Movie Review: ‘V/H/S/2’
Directed by Simon Barrett (“Tape 49”), Adam Wingard (“Phase I Clinical Trials”), Eduardo Sánchez and Gregg Hale (“A Ride in the Park”), Gareth Evans and Timo Tjahjanto (“Safe Haven”), Jason Eisener (“Slumber Party Alien Abduction”)
July 12, 2013 9:46 p.m.
The true horror fan has been currently subjected to a great scare depression. Studios continue to pump out cliche and moronic horror films filled with minimal, cheap scares and stories that provide no depth to this revered genre. “The Purge” and “The Possession,” among dozens of other titles, come to mind as recent horror letdowns.
Fortunately, “V/H/S/2” is one of the good guys in this world of trashy horror.
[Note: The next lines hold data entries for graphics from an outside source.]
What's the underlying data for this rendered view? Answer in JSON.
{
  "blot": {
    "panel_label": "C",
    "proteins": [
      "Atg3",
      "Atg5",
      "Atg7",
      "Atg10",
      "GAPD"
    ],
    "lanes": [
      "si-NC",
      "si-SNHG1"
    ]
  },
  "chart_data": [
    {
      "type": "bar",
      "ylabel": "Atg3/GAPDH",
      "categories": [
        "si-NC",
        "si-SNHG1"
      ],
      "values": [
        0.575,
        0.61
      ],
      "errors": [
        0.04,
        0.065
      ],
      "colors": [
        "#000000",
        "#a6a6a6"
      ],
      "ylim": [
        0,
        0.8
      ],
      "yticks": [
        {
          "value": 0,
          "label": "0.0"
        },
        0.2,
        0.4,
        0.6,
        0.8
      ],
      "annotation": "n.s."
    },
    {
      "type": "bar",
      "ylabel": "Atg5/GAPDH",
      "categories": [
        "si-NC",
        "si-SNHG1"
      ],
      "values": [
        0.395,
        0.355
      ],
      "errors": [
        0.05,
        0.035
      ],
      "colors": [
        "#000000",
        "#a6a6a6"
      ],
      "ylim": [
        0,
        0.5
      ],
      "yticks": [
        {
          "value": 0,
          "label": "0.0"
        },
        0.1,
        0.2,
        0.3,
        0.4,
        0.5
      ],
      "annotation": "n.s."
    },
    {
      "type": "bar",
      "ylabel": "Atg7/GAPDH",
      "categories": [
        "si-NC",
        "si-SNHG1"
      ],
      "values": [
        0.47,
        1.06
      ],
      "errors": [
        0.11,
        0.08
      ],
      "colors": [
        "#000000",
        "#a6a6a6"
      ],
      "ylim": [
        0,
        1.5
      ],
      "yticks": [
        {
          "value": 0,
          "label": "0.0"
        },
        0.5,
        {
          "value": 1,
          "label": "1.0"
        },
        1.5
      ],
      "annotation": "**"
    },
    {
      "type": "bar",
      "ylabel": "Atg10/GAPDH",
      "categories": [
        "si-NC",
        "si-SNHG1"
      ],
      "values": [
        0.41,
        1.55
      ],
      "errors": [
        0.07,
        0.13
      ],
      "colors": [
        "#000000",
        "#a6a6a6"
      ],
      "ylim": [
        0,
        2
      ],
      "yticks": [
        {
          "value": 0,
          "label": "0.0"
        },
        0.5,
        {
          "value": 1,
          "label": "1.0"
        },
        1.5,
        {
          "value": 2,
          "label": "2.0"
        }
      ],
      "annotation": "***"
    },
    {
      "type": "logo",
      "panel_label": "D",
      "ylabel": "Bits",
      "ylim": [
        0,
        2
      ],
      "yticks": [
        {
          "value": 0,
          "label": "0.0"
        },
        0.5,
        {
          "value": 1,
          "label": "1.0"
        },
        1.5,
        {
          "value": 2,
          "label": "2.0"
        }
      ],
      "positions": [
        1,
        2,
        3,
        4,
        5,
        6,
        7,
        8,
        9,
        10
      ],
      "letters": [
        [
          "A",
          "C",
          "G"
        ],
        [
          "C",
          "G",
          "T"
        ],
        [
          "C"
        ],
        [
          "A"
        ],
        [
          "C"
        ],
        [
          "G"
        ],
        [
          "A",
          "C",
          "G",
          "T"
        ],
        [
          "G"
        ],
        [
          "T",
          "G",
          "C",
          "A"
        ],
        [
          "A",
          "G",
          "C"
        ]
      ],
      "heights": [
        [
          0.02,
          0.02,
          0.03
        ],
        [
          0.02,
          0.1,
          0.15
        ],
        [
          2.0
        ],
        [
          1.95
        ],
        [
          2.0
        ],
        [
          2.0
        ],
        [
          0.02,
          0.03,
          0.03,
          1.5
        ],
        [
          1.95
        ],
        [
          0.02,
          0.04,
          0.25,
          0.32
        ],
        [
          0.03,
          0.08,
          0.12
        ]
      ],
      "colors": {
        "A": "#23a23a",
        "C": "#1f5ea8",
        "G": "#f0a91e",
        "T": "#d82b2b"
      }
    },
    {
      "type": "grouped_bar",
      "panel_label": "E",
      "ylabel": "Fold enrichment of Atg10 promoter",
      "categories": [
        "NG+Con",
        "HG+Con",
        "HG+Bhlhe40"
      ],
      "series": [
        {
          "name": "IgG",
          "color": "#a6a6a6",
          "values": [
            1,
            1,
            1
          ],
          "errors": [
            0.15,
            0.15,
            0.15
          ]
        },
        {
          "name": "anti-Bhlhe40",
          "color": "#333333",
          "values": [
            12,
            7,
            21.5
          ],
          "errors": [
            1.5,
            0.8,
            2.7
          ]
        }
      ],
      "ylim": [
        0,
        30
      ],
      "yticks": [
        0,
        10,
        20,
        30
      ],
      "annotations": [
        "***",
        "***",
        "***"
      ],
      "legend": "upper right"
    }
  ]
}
However, instead of intense scares, the film provides viewers with yelps of WTF, OMG and LOL.
In 2012, a film titled “V/H/S” made its buzz around the horror fanbase. The film was a horror anthology, meaning it was comprised of many short films, each segment directed by a different horror master. The film turned out to be one of the most surprising and well-respected films of recent years, joining the ranks on “must-see horror movies” lists, along with other massively respected horror films like “Sinister” and “Insidious.”
“V/H/S/2” consists of a wonderful wraparound story titled “Tape 49,” involving two private investigators snooping around a missing young student’s home. There are video tapes lying around and, when a character watches the tape, the real-life viewer is then presented with the same material.
The first tape, Wingard’s “Phase I Clinical Trials” is the weakest of the bunch. The premise is fun, though somewhat ridiculous: A man has a car accident, resulting in a robotic eye being placed in his head. This new technology leaves him seeing ghosts that want to do him harm. This short is fun, like much of Wingard’s canon, just not groundbreaking.
The second short in the anthology is “A Ride in the Park,” directed by Sánchez, who is known for the widely successful “The Blair Witch Project,” which fathered the found footage style into the horror genre. This story is told entirely from a GoPro camera on a man’s helmet, and involves an interesting twist which would be best experienced without spoilers. This short is funny, heartwarming and filled with America’s most beloved horror creatures, those who like to eat human guts and brains.
“Safe Haven” is a tough short to analyze. Most horror fans and critics have praised it as the most brilliant short in the film, but there is a very odd, wacky moment upon the conclusion that somewhat breaks the viewer’s concentration and forces a very twisted and questionable comedic tone.
The most enjoyable short in the film is the last, which is titled “Slumber Party Alien Abduction.” This tape involves good old fashioned aliens who actually look amazing regardless of this indie film’s minimal budget.
The film’s comedic, bizarre, wacked-out nature seems extremely reminiscent of the recent horror film “The ABCs of Death,” which involved 26 different shorts, A-Z, each directed by a different filmmaker. The film lacked in scares and went in a more avant-garde, bizarro direction, which is a fine place to be – it just creates a divide within viewers.
While “V/H/S/2” is not as scary as the first film, it is more fun, more self-aware, and pokes fun at itself and the horror genre, thus providing many laughs. It mimics the first film in its entirety, so perhaps the filmmakers may choose to shake things up next year.
Hopefully the horror genre brings the anthology back, and forces the cheesy demonic possession scripts, among others, into the garbage.